But the most demoralizing realization was when I thought about the videos I'd watched about this game's many, many different endings and secret elements. Simply put, think of the way the Artorias DLC is accessed in Dark Souls 1, and now think discovering it was on a timer. That's what the secrets in this game are like. The conditions for each are
so obtuse, the hints given so general and vague, and the game world so big, that I cannot conceive of someone actually having fun trying to discover them by themselves. That's where using the wiki and the guides come in, and here we arrive at the most devastating conclusion I came to: that's not gameplay, that's just following instructions. It's no more interactive than constructing a miniature model. There's nothing immersive, organic or spontaneous about it. You're not exploring or discovering anything, you're just following tracks already laid out in front of you. That's where I not only stopped liking the game, but actively started being annoyed by it.

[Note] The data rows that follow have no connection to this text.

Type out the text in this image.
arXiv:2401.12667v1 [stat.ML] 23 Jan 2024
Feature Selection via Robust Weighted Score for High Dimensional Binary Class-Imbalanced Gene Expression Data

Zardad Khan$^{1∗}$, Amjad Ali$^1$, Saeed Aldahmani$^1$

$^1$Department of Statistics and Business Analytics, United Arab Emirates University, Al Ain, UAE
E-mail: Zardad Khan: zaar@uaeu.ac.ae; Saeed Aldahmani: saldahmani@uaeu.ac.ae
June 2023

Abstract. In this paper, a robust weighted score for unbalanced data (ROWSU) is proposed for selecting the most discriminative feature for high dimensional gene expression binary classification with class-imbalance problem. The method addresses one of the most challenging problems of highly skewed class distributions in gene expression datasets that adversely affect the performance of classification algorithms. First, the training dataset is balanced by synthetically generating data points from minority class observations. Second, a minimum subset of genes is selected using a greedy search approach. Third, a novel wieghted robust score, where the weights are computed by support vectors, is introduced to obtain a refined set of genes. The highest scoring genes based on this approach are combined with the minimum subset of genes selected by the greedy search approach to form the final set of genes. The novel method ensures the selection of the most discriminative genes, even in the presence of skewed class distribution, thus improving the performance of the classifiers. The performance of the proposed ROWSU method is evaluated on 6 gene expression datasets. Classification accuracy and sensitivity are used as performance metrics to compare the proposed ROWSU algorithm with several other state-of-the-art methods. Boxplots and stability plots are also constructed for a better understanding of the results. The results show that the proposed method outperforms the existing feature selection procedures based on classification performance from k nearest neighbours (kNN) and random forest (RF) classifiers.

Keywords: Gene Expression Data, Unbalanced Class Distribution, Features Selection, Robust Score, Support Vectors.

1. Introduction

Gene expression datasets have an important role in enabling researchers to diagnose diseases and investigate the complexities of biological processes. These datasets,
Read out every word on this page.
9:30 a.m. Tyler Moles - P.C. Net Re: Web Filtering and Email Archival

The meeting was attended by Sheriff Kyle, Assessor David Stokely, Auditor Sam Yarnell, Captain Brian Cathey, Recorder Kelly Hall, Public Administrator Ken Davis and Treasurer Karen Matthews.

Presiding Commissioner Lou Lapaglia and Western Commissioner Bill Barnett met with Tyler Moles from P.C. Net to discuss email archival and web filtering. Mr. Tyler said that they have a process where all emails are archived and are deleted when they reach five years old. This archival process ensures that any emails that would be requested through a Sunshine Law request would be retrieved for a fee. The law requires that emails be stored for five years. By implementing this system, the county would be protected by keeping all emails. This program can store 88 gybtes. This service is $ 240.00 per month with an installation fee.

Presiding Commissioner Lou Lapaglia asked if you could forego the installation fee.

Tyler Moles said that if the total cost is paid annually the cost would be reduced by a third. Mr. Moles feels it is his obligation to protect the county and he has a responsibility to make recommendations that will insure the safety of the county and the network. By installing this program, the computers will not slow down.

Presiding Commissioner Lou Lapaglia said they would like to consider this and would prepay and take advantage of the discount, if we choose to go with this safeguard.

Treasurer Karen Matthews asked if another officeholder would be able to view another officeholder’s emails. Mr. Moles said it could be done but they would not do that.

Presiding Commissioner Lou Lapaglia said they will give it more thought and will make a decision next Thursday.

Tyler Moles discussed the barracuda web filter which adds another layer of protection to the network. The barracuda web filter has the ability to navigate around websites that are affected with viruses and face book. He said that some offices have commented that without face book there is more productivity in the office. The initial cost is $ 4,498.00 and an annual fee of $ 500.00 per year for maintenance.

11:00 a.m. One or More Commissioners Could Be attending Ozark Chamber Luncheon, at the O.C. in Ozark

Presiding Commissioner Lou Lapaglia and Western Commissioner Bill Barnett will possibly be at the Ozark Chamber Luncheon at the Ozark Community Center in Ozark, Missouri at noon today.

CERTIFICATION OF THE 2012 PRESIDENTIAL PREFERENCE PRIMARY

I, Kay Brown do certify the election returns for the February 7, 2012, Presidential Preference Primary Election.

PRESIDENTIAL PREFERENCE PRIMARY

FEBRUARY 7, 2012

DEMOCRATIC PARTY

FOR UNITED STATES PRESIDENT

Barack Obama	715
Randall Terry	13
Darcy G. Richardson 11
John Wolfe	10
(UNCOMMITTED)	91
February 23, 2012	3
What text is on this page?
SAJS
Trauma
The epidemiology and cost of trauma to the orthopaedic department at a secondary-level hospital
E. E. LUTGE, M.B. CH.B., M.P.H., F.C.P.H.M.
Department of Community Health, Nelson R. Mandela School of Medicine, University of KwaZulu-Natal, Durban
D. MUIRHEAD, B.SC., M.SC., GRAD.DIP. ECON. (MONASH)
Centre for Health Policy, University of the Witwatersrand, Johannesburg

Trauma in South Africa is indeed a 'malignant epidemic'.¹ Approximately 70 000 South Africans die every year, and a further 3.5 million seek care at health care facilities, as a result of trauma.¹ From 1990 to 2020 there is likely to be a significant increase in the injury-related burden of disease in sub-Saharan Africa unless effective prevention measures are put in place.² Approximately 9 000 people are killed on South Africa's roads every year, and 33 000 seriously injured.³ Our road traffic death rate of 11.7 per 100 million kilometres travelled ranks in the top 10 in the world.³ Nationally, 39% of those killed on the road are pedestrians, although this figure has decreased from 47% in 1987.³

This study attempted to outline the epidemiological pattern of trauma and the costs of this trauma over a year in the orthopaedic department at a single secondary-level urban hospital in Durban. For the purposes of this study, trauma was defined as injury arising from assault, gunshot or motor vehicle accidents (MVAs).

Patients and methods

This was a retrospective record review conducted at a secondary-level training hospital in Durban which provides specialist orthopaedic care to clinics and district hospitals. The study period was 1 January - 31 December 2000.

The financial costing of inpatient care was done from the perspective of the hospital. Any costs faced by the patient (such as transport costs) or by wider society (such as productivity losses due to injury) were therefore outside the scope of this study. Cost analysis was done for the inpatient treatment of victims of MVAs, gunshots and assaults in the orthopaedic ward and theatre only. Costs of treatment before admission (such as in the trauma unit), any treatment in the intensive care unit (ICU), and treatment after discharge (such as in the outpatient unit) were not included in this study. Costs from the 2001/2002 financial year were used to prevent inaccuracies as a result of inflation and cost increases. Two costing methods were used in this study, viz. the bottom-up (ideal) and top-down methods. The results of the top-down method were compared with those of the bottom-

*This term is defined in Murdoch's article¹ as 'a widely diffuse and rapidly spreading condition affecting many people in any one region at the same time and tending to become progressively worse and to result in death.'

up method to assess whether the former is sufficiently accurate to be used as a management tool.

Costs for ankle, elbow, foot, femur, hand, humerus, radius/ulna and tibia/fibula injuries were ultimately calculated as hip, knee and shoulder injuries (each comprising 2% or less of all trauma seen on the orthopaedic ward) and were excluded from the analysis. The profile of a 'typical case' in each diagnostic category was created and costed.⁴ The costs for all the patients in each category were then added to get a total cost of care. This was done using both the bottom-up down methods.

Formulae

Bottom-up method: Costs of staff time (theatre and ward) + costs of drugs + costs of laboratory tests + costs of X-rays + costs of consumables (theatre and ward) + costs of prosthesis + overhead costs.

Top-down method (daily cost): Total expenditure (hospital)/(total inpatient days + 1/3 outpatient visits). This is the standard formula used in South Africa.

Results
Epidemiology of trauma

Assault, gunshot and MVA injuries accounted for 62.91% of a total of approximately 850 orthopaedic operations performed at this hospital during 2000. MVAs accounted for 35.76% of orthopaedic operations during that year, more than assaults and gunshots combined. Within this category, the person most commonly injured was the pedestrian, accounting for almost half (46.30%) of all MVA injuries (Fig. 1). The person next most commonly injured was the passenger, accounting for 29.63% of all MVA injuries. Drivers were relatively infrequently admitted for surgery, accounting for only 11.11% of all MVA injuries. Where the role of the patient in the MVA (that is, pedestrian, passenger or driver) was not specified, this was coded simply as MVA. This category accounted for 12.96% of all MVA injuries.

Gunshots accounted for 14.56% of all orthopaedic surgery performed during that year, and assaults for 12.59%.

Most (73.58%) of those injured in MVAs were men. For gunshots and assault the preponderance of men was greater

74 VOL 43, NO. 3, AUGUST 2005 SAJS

I will always appreciate this series for its incredible lore, uncompromising vision and excellent execution of Lovecraftian horror. But those are all things you can get from just watching youtube videos about it. Playing it boils down to either A) stumbling blindly through the game on a first playthrough, likely screwing yourself multiple times by things you had no way to prepare for or know about, or B) just going through the motions on further playthroughs, where all sense of immersion, danger or discovery is gone, replaced with rote repetition of things you've already seen.